The elevator apparatus according to claim 1, wherein:
the electronic safety controller includes a microprocessor that executes arithmetic processing for detecting abnormality of the elevator; and

the microprocessor executes, when a predetermined state is satisfied, arithmetic processing for detecting abnormality of the electronic safety controller itself.

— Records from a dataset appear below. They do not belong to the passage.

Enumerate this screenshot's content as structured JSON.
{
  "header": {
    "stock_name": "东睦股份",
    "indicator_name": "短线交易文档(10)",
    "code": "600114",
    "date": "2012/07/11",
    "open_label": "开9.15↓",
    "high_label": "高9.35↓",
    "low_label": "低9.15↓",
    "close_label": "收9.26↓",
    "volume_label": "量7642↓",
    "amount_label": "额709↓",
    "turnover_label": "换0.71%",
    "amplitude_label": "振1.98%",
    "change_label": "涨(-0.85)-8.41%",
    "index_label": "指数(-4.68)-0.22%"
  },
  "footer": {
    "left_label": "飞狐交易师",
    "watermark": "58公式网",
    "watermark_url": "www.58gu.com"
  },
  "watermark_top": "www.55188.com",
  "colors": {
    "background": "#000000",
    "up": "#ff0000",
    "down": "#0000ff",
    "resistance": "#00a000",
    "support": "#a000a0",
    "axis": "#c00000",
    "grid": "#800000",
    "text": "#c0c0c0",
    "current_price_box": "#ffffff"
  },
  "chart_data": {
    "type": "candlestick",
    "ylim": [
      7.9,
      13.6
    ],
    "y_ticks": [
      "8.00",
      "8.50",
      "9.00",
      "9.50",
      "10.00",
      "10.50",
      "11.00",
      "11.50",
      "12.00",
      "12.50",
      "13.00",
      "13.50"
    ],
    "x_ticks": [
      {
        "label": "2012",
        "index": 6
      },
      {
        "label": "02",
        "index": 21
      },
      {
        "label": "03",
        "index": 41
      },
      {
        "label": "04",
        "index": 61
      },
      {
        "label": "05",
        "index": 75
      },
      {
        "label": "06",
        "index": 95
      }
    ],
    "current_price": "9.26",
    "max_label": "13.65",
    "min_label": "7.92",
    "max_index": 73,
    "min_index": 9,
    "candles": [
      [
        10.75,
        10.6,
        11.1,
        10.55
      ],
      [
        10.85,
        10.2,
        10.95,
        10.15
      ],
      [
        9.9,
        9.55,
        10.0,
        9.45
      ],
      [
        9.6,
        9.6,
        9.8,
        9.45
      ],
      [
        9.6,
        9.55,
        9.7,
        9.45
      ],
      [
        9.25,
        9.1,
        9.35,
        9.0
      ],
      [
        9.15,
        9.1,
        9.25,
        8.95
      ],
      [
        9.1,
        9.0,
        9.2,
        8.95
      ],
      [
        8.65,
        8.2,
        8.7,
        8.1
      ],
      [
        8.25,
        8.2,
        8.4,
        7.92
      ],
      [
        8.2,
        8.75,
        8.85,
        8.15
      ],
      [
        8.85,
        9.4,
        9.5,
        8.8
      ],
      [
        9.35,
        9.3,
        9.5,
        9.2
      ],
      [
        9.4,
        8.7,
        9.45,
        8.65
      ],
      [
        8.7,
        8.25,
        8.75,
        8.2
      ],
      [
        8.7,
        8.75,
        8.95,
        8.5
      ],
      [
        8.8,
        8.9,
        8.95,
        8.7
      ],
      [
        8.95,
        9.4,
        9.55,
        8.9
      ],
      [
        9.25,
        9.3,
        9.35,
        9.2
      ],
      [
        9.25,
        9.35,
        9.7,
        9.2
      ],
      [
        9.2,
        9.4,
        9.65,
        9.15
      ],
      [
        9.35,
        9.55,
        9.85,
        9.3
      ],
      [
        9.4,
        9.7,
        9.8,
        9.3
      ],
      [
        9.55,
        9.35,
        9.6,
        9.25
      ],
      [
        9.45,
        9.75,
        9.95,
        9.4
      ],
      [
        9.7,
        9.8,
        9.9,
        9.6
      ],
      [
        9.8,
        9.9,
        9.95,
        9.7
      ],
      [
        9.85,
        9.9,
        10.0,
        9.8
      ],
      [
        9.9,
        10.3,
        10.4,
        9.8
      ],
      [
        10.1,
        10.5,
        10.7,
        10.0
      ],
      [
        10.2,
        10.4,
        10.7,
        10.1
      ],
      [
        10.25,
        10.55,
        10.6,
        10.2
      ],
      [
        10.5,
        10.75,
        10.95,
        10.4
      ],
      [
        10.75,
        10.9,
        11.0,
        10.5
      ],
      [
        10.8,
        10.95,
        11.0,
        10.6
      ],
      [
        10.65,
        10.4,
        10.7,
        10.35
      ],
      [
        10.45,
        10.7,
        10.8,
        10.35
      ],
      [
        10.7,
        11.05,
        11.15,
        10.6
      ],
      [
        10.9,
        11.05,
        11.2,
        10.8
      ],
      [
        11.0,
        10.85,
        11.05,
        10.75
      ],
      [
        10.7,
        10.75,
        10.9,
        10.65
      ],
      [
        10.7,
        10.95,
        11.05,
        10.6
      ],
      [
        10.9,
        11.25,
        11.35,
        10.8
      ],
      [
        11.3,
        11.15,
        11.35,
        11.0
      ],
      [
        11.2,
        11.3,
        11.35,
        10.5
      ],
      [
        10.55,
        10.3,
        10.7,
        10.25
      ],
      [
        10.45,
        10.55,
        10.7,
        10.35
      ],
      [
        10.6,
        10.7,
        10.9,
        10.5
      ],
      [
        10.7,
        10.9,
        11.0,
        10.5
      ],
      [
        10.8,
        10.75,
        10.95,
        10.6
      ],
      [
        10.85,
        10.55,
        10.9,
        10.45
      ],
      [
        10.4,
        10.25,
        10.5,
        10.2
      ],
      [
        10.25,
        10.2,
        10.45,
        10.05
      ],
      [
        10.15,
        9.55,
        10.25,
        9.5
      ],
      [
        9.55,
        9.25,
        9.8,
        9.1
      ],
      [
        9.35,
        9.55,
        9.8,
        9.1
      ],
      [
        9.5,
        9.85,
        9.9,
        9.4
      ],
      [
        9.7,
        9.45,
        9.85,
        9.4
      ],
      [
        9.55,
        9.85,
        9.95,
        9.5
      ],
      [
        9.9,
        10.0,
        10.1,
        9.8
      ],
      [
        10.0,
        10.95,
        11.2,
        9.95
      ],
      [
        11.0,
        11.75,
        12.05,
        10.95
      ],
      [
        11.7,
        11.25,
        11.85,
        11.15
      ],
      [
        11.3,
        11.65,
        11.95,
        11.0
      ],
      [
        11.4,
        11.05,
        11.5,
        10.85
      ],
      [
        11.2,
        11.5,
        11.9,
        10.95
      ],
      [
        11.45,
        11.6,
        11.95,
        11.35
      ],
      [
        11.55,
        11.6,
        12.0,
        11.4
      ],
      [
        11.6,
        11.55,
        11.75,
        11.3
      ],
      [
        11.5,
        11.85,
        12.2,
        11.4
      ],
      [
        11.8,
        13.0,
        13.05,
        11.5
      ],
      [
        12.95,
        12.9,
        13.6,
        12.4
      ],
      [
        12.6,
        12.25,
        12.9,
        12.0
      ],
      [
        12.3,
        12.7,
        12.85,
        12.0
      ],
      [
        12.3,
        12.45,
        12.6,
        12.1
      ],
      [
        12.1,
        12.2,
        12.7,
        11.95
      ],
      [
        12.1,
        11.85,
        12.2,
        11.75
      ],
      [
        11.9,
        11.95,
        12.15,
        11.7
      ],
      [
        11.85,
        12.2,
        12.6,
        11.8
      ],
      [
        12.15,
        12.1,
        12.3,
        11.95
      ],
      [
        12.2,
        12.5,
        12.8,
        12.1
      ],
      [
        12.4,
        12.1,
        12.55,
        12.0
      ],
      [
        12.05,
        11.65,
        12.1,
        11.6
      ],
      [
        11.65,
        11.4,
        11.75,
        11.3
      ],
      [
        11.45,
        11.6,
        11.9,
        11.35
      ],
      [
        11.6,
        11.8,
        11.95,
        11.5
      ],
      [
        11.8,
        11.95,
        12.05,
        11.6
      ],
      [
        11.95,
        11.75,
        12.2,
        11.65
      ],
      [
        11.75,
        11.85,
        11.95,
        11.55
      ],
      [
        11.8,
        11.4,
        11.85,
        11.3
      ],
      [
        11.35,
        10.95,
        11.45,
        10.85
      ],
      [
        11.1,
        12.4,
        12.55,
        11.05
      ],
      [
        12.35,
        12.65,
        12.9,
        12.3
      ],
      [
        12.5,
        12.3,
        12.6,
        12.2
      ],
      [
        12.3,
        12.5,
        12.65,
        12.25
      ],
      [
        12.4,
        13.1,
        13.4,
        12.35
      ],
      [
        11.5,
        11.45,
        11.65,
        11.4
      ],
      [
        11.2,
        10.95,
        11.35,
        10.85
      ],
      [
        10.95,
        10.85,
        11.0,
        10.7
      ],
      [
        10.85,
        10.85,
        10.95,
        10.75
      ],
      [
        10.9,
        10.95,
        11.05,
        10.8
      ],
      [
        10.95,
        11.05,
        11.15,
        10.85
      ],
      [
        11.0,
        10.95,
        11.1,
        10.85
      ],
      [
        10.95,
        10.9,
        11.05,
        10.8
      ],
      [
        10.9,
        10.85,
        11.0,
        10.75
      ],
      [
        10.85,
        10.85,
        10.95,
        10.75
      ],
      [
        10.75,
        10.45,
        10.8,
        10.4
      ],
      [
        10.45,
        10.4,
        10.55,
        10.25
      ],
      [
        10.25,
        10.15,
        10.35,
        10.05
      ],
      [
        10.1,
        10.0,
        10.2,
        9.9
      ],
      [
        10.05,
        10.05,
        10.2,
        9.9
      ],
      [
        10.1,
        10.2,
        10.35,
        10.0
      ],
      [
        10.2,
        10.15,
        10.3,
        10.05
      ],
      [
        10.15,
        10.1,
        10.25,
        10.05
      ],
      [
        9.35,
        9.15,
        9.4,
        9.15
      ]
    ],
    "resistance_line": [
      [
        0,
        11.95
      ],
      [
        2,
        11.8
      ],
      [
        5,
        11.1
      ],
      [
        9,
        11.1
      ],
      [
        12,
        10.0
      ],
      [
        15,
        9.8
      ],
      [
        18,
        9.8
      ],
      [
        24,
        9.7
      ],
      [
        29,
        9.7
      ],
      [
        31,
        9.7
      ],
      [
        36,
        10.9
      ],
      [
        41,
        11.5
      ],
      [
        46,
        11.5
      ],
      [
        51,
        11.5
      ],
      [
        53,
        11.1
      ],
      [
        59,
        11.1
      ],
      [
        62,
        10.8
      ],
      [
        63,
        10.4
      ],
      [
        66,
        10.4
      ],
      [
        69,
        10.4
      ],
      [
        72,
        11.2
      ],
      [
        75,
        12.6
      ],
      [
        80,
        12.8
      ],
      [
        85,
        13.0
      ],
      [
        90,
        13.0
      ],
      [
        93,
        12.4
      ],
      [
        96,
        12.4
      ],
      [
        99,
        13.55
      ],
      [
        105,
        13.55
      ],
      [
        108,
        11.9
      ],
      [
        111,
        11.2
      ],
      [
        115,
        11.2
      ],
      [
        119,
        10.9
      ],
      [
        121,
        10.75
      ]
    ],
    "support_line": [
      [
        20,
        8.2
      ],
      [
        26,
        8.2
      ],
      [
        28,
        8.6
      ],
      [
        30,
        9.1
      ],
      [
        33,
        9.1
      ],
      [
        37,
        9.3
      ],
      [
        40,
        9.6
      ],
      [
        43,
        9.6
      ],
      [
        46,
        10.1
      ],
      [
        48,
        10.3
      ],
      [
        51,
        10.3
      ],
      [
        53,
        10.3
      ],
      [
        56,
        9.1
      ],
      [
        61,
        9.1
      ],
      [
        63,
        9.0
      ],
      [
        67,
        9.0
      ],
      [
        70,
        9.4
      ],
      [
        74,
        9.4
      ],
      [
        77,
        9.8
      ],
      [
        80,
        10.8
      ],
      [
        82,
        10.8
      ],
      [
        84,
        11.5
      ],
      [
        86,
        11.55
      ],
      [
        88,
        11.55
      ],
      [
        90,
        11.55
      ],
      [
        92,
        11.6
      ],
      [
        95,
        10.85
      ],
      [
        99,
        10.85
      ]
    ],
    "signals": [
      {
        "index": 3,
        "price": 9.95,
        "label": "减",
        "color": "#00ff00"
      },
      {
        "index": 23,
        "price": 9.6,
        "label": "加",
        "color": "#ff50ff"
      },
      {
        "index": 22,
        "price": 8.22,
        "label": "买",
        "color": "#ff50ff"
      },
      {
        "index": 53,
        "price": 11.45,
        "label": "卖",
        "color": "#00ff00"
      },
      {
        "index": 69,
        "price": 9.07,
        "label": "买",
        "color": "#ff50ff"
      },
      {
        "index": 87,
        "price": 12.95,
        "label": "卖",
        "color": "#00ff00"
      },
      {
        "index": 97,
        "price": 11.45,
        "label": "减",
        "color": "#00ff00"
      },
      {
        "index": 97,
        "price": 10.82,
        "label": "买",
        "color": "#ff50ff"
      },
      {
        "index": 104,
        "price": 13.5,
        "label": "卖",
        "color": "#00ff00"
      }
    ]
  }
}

The elevator apparatus according to claim 1, wherein:
the electronic safety controller includes a first microprocessor that executes arithmetic processing for detecting abnormality of the elevator based on a first safety program and a second microprocessor that executes arithmetic processing for detecting abnormality of the elevator based on a second safety program; and

the first and secondmicroprocessors can communicate with each other via an interprocessor bus and can compare arithmetic processing results with each other to check the soundness of the first and second microprocessors.